NYU President Jay Oliva says the performing arts owe a great deal to Mr. Vilar, who has devoted much of the fortune he made in investments to art organizations all over the world. "Of all the philanthropists in the world, here is a man who has dedicated himself to the performing arts, whether it is the Metropolitan Opera, or the Kirov [ballet] or San Francisco [Opera] or the Kennedy Center [for the performing Arts], says Mr. Oliva. "Here is a man who understands the power of the performing arts in the world so that it is called the Vilar program is a big thing to me. Very important."

360 applicants from Europe and North America were winnowed down to 19, including candidates from the Czech Republic, England, Italy, Korea, Romania, Thailand and Turkey. The semi-finalists were brought to New York for auditions before an international selection committee. In the end, five of the winners were Americans.

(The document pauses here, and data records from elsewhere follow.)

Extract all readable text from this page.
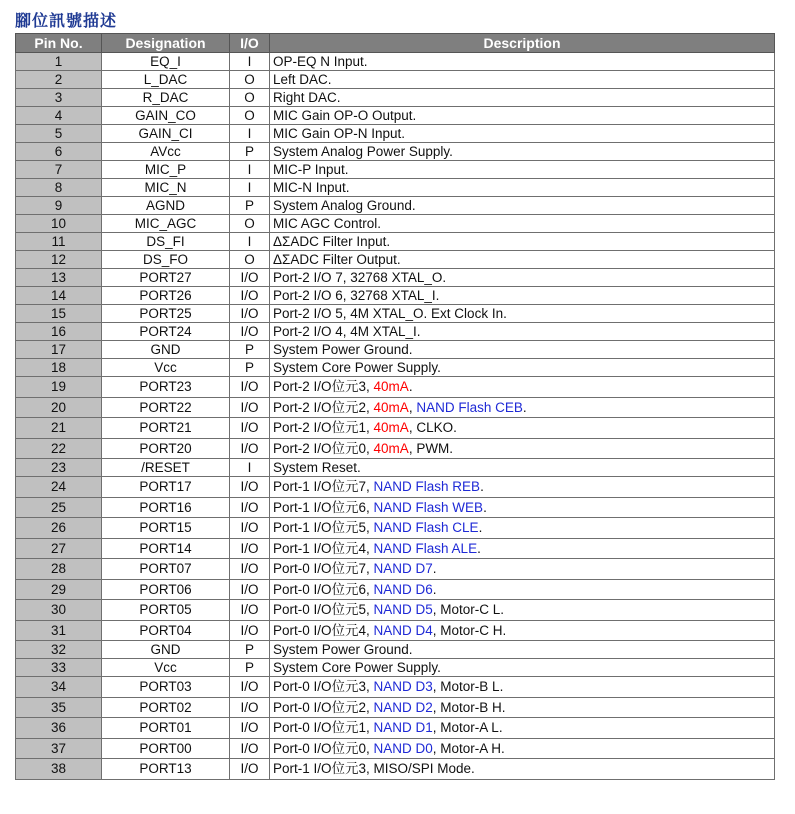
腳位訊號描述
Pin No.	Designation	I/O	Description
1	EQ_I	I	OP-EQ N Input.
2	L_DAC	O	Left DAC.
3	R_DAC	O	Right DAC.
4	GAIN_CO	O	MIC Gain OP-O Output.
5	GAIN_CI	I	MIC Gain OP-N Input.
6	AVcc	P	System Analog Power Supply.
7	MIC_P	I	MIC-P Input.
8	MIC_N	I	MIC-N Input.
9	AGND	P	System Analog Ground.
10	MIC_AGC	O	MIC AGC Control.
11	DS_FI	I	ΔΣADC Filter Input.
12	DS_FO	O	ΔΣADC Filter Output.
13	PORT27	I/O	Port-2 I/O 7, 32768 XTAL_O.
14	PORT26	I/O	Port-2 I/O 6, 32768 XTAL_I.
15	PORT25	I/O	Port-2 I/O 5, 4M XTAL_O. Ext Clock In.
16	PORT24	I/O	Port-2 I/O 4, 4M XTAL_I.
17	GND	P	System Power Ground.
18	Vcc	P	System Core Power Supply.
19	PORT23	I/O	Port-2 I/O位元3, 40mA.
20	PORT22	I/O	Port-2 I/O位元2, 40mA, NAND Flash CEB.
21	PORT21	I/O	Port-2 I/O位元1, 40mA, CLKO.
22	PORT20	I/O	Port-2 I/O位元0, 40mA, PWM.
23	/RESET	I	System Reset.
24	PORT17	I/O	Port-1 I/O位元7, NAND Flash REB.
25	PORT16	I/O	Port-1 I/O位元6, NAND Flash WEB.
26	PORT15	I/O	Port-1 I/O位元5, NAND Flash CLE.
27	PORT14	I/O	Port-1 I/O位元4, NAND Flash ALE.
28	PORT07	I/O	Port-0 I/O位元7, NAND D7.
29	PORT06	I/O	Port-0 I/O位元6, NAND D6.
30	PORT05	I/O	Port-0 I/O位元5, NAND D5, Motor-C L.
31	PORT04	I/O	Port-0 I/O位元4, NAND D4, Motor-C H.
32	GND	P	System Power Ground.
33	Vcc	P	System Core Power Supply.
34	PORT03	I/O	Port-0 I/O位元3, NAND D3, Motor-B L.
35	PORT02	I/O	Port-0 I/O位元2, NAND D2, Motor-B H.
36	PORT01	I/O	Port-0 I/O位元1, NAND D1, Motor-A L.
37	PORT00	I/O	Port-0 I/O位元0, NAND D0, Motor-A H.
38	PORT13	I/O	Port-1 I/O位元3, MISO/SPI Mode.
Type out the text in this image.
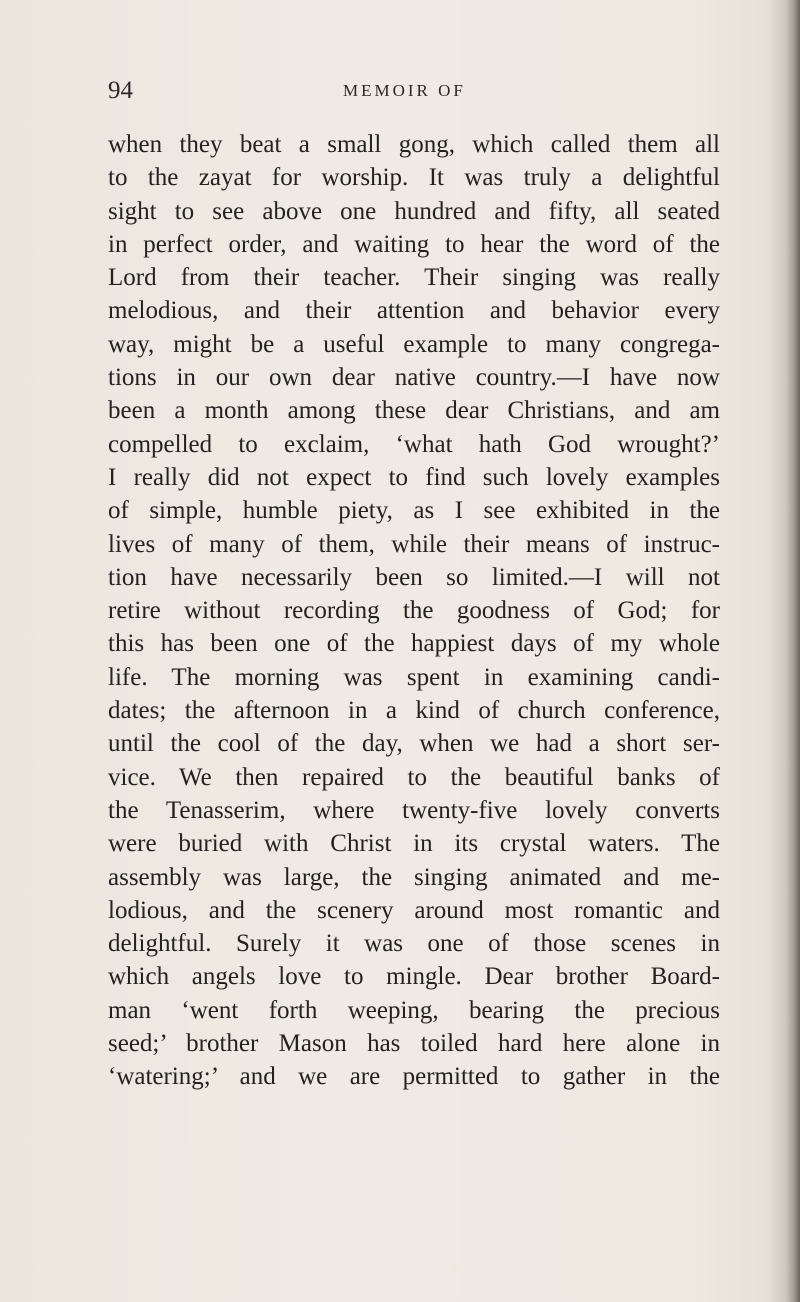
94	MEMOIR OF
when they beat a small gong, which called them all
to the zayat for worship. It was truly a delightful
sight to see above one hundred and fifty, all seated
in perfect order, and waiting to hear the word of the
Lord from their teacher. Their singing was really
melodious, and their attention and behavior every
way, might be a useful example to many congrega-
tions in our own dear native country.—I have now
been a month among these dear Christians, and am
compelled to exclaim, ‘what hath God wrought?’
I really did not expect to find such lovely examples
of simple, humble piety, as I see exhibited in the
lives of many of them, while their means of instruc-
tion have necessarily been so limited.—I will not
retire without recording the goodness of God; for
this has been one of the happiest days of my whole
life. The morning was spent in examining candi-
dates; the afternoon in a kind of church conference,
until the cool of the day, when we had a short ser-
vice. We then repaired to the beautiful banks of
the Tenasserim, where twenty-five lovely converts
were buried with Christ in its crystal waters. The
assembly was large, the singing animated and me-
lodious, and the scenery around most romantic and
delightful. Surely it was one of those scenes in
which angels love to mingle. Dear brother Board-
man ‘went forth weeping, bearing the precious
seed;’ brother Mason has toiled hard here alone in
‘watering;’ and we are permitted to gather in the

The sixth, saxophone player Patricia Zarate, was born in Santiago, Chile, and studied jazz at the Berklee College of Music in Boston, Massachusetts. "It means a lot because I really wanted to finish my Master's Degree," she says. "I actually started a couple of years ago and didn't finish. So I really wanted to finish and move to New York, which is the center of jazz and music therapy, which are two things that I really want to do."

Sponsors say the program is expanding. Regional selection committees will be established in Asia and South America in 2003 and in Africa and the Middle East in 2004.